OZ.

Opened Zipper

小説「サクリファイス」

2010-10-13 00:00:01 | 折りたたみ自転車(MFWS-206F)
(2010年8月下旬)
いつものように子供の英語教室の待ち時間に書店で時間潰ししていましたが、目新しい自転車雑誌が見当たらず手持無沙汰。
また自転車マンガでも漁ってみるかな~と思いつつ店内をフラフラしていると、表紙にロードレースの写真が使われている文庫本がありました。
何だコレ?
「サクリファイス」…自転車小説? ふーん、サスペンスですか。
近藤史恵って人は知らなかったな。

自分は自転車好きと言っても、激安折りたたみ自転車を変態的にカスタムすることにハマっているだけで、ロードレース自体には興味がありません。
しかし自転車ネタに飢えていたので、ロードレース物でも良いか~と思いつつ手に取って確認します。
帯のアオリやら巻末の解説やらを読んで確認してみますが、「第5回本屋大賞第2位」「第10回大藪春彦賞受賞作」と誇らし気に書いてあり、内容はなかなか面白そう。

本屋大賞ってのは知らなかったけど、本屋さんが選ぶんだろうなぁ。
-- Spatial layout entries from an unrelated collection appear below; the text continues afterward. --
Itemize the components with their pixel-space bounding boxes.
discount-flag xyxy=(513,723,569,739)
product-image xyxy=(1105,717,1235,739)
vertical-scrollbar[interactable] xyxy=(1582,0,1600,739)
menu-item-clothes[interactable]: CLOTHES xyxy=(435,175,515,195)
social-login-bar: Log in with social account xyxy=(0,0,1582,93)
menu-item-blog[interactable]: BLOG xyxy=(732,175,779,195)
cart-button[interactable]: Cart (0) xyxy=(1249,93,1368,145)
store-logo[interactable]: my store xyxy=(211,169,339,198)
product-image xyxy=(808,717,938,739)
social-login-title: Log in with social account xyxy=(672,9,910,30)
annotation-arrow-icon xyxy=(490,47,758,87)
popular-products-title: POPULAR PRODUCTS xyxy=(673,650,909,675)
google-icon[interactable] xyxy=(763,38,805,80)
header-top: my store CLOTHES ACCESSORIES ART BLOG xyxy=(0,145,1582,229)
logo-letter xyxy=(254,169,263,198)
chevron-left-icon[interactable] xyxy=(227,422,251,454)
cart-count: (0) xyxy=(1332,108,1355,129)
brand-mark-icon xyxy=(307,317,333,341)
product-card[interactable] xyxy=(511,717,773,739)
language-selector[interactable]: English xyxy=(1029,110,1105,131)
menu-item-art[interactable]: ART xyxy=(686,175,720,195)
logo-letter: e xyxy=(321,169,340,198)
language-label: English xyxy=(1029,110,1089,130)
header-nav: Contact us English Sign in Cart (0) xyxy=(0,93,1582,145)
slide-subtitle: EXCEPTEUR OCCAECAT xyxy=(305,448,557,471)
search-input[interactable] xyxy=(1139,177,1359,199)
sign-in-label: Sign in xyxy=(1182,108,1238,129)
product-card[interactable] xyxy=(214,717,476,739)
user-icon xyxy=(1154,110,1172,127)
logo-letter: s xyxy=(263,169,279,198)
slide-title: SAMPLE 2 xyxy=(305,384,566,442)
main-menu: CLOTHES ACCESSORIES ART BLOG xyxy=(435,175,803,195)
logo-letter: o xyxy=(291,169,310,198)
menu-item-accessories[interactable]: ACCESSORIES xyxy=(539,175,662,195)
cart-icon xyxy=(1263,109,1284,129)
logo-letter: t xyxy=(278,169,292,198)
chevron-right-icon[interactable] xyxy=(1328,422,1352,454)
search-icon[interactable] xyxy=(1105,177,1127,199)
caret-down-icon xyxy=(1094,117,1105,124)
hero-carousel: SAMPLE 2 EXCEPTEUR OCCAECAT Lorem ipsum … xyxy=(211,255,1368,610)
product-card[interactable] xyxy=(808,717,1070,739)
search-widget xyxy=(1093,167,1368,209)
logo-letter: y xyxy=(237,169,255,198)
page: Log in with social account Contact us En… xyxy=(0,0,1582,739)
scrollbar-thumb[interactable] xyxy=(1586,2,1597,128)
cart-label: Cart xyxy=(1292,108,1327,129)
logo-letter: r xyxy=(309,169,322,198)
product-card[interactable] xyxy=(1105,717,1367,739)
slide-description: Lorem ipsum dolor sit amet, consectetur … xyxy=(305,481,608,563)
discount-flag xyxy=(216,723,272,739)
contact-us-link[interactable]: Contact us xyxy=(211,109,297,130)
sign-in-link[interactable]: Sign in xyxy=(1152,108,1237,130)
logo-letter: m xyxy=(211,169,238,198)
(←確認したら、まぁそんな感じ)
売る側の推薦ってどうなんだろう…ハードカバーとかの比較的稼げる方の売りたい本から選ぶんだろうか。
でも自分が手に取ったのは文庫化されたものなので、わずか460円とお得な感じです。

書名:サクリファイス
著者:近藤史恵
ISBN:978-4-10-131261-3
発行:2010年2月 新潮社(新潮文庫)
価格:460円

自転車モノのサスペンスと思いながら読んでましたが、終盤まであまりサスペンス感が無く、フツーに自転車レースの小説だなーと思いつつ読んでました。
何でだろう、サスペンスというとバタバタ人が殺されてゆくような気がしてしまうのは、そういう本やらTVドラマやらを見過ぎなせいか。
また主人公の無機質な感じと、淡々と描写されているせいで、サスペンス感が薄いのかな。

それでも主人公がうっすらとチームのエースに対して感じているものが、疑惑→不安→怖れと徐々に強くなっていく描き方が、上手いな~と思いながら読みました。
プロの自転車レーサーとして、トレーニングやレースの日常の中で、そのエースに対する異物のような不安感が徐々に強くなっていく感じ。
終盤にかけて、更に周囲からの情報で危機感が強まっていき、そしてクライマックスへ。
その後はまた最後の謎解きまで淡々と展開し、淡々と終わっていきますが、何だか良い余韻を残して読み終えました。

興味が無くて全く詳しくないロードレースですが、この小説の中で分かりやすく説明してくれているお陰で、なるほどそーなのかと納得しながら読みました。
なるほどねー、アシストはエースの前で引くだけじゃなくて、逃げに混じってペースを落とさせるとかな仕事もあるのねー、ふーん大変だねー…とか。
それまでに観たことがある自転車アニメ映画「茄子 アンダルシアの夏」「茄子 スーツケースの渡り鳥」のレースシーンとか、自転車TV番組「銀輪の風」の中のロードレースのシーンなどを思い出し、そーかあれはそういう駆け引きのシーンだったのかと今頃理解したりとか。

この本を読む少し前にNHK BSでツール・ド・フランスの総集編みたいな番組があったので、どんなもんなんだろうと流し観していました。
NHKも分かりやすく説明してくれてたんで「ふーん」と思いつつ観ていましたが、ロードレースって不思議なスポーツだなーというのが主な印象でした。
ライバルがメカトラブルになったら待つのがフェアとか言われてもな~、フツーはマシンの整備も含めそのチームの責任じゃなかろうかと思ってしまったり。
しかしメカが剥き出しの自転車でのマシントラブルは、もう運の問題と割り切られてるんだろうか。
それにしてもあんな山を自転車で走って越えようなんて、皆、頭イカレてるんじゃなかろうかってくらいスゴ過ぎるな。
ある1日のレース(ステージ)内での駆け引きだけじゃなく、何日にも渡って行われるレース全体の中でのチーム間の駆け引きとかも少し分かって、ふーん面白いなーと。
NHKでは客観的に解説してもらっていましたが、小説での説明はレーサー目線な内容もあったので、より分かりやすかった気がします。

という訳で小説として楽しみつつも、色々勉強になりました。
買って良かったです。>サクリファイス

サクリファイスの続編のエデンも発売されているようですが、ハードカバーを買う気は微塵もないので、数年後に文庫化されるのを待つことにします。